The thought crossed his mind that they should break up. Not break up,
separate
. This is a marriage, buddy, you don’t just break up like boyfriend and girlfriend, you separate. What a load of shit. He and Clementine weren’t going to separate. They were fine. And yet there was something strangely appealing about that word:
separate
. It felt like a solution. If he could just separate himself, detach himself, remove himself, then he could get relief. Like an amputation.

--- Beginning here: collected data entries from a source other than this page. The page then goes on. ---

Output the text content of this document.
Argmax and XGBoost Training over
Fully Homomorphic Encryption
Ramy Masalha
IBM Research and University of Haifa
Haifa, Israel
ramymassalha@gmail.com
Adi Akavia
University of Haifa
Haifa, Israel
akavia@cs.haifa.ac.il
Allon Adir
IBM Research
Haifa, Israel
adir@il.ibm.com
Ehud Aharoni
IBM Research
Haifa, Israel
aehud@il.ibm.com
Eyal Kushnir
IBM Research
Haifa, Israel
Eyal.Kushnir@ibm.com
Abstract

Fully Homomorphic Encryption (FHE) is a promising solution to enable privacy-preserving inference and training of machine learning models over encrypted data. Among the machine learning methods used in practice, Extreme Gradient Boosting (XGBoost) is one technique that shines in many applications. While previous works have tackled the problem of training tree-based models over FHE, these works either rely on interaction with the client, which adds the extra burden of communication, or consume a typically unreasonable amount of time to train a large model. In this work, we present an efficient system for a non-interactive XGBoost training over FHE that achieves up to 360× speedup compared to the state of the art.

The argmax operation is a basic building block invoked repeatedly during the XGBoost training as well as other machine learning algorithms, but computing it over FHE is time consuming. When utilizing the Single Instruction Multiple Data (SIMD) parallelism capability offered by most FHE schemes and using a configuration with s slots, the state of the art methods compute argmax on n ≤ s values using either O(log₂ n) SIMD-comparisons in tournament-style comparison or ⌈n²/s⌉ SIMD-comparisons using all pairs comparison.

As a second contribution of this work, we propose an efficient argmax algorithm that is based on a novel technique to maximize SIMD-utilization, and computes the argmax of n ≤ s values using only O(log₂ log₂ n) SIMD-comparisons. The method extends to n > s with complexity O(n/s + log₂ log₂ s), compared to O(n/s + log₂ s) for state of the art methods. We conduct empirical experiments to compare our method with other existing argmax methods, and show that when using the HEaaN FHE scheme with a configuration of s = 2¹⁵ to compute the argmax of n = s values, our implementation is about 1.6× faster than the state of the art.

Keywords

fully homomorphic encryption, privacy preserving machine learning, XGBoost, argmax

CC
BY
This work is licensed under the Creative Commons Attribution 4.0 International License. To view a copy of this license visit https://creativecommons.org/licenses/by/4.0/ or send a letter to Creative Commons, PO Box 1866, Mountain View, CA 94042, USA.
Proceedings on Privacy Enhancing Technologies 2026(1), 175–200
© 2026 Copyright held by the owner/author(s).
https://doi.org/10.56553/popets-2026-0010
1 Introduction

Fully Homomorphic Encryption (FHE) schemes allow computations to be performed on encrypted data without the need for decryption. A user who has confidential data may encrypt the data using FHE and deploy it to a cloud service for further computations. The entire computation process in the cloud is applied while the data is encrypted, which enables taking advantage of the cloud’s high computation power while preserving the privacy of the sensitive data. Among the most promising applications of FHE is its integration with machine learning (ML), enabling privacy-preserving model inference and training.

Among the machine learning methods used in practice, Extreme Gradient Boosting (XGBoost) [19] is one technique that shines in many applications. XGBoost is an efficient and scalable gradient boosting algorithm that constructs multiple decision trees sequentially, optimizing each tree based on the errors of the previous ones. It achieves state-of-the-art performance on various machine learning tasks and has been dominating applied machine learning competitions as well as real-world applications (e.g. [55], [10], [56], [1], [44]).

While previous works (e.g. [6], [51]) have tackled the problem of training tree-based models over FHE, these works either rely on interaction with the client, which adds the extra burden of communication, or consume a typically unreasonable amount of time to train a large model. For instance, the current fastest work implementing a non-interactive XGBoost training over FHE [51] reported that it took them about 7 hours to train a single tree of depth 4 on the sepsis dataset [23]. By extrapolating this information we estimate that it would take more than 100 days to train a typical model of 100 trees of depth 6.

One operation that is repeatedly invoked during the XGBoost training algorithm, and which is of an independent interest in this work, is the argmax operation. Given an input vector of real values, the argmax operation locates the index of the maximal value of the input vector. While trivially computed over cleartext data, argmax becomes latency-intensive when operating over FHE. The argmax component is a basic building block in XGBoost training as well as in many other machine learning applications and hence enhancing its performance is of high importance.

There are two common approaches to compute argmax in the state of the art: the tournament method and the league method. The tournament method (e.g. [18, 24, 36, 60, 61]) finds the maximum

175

He stood suddenly. He held on to the backs of seats to balance himself as the ferry rocked, and went to stand outside on the deserted deck. The cold, rainy air slapped his face like an angry woman, and the kid in the raincoat looked at him with disinterest, then his gaze slid slowly away, as if Sam were just another feature of the dull, grey landscape.

Sam clung on to the slippery railing that ran along the edge of the ferry. He didn’t want to be here, he didn’t want to be at home. He didn’t want to be anywhere except back in time, in that ludicrous backyard, at that moment in the hazy twilight, the fairy lights twinkling in his peripheral vision when that
Tiffany
,
a woman who meant nothing to him, nothing at all, was laughing with him, and he wasn’t looking at the outrageous Jessica Rabbit curves of her body, he was not looking, but he was aware of them, he was very aware of them. ‘Come on, Muscles,’ she’d said.

Right there. That’s where he needed to press ‘pause’.

All he needed was the next five minutes after that. Just one more chance. If he could just have one more chance he’d act like the man he’d always believed himself to be.